Only about 500 alive today?
Ethiopian Wolves are an elegant long-legged wolves found only at some mountains in Ethiopia. These wolves are called into many different names because they look like fox and they also looked like wolves. But as the recent study shows, it has been stated that Ethiopian Wolves are not a family of fox but a family of wolves. These animals are the rarest canid species in the world.
Ethiopian Wolf Conservation Program
Aim to Save this Endangered Species.
Ethiopian Wolves are carnivorous animals and for that, humans feared them and some hunt them which is a very wrong idea. For the present time, there are only about 500 adults left in some scattered mountains in Ethiopia and these amounts is feared to be decreasing due to some hunting persistence, habitat loss and diseases that are transmitted from domestic dogs. The Afroalpine Ecosystem; home of Ethiopian Wolves and many endemic species are also close to completely being lost which is feared to be the end of the Ethiopian Wolves. For that, an Ethiopian Wolf Conservation Program (EWCP) was created from way back 1995 and up to present it’s still running. The conservation program was once known as the Ethiopian Wolf Project formed by Chris Hillman and Claudio Sillero in 1988.
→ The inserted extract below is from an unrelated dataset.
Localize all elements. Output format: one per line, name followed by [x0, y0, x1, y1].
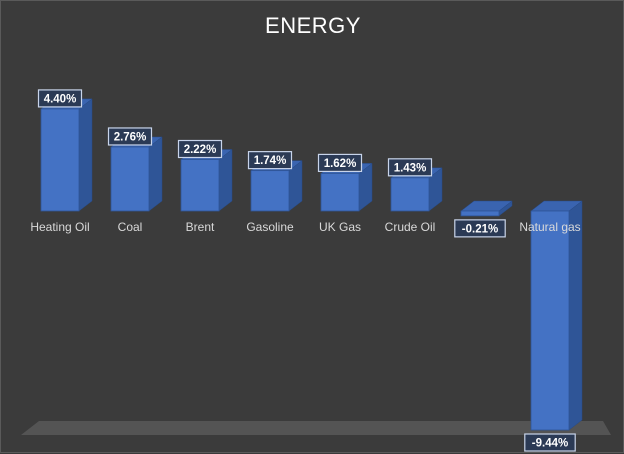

With its uncomfortable habitat, Ethiopian Wolves can’t breed properly. And because they only have small isolated population, their species can be wiped out in just a short span of time caused by natural catastrophe or epidemic diseases like rabies. The aim of EWCP or Wolf Conservation Program is to save the surviving population of Ethiopian Wolves and study its species and sub-species to find a way to repopulate it. Way back in 2003, the feared extinction was actually close as a rabies outbreak happened. EWCP did their best to save the Ethiopian Wolves by giving vaccination to every wolf and even the domestic dogs nearby.
EWCP and other organizations are doing their best in saving Ethiopian Wolves but we can never tell as Mother Nature will eventually take its course.
We can only hope that the small population of these wolves will increase for the sake of the next generation.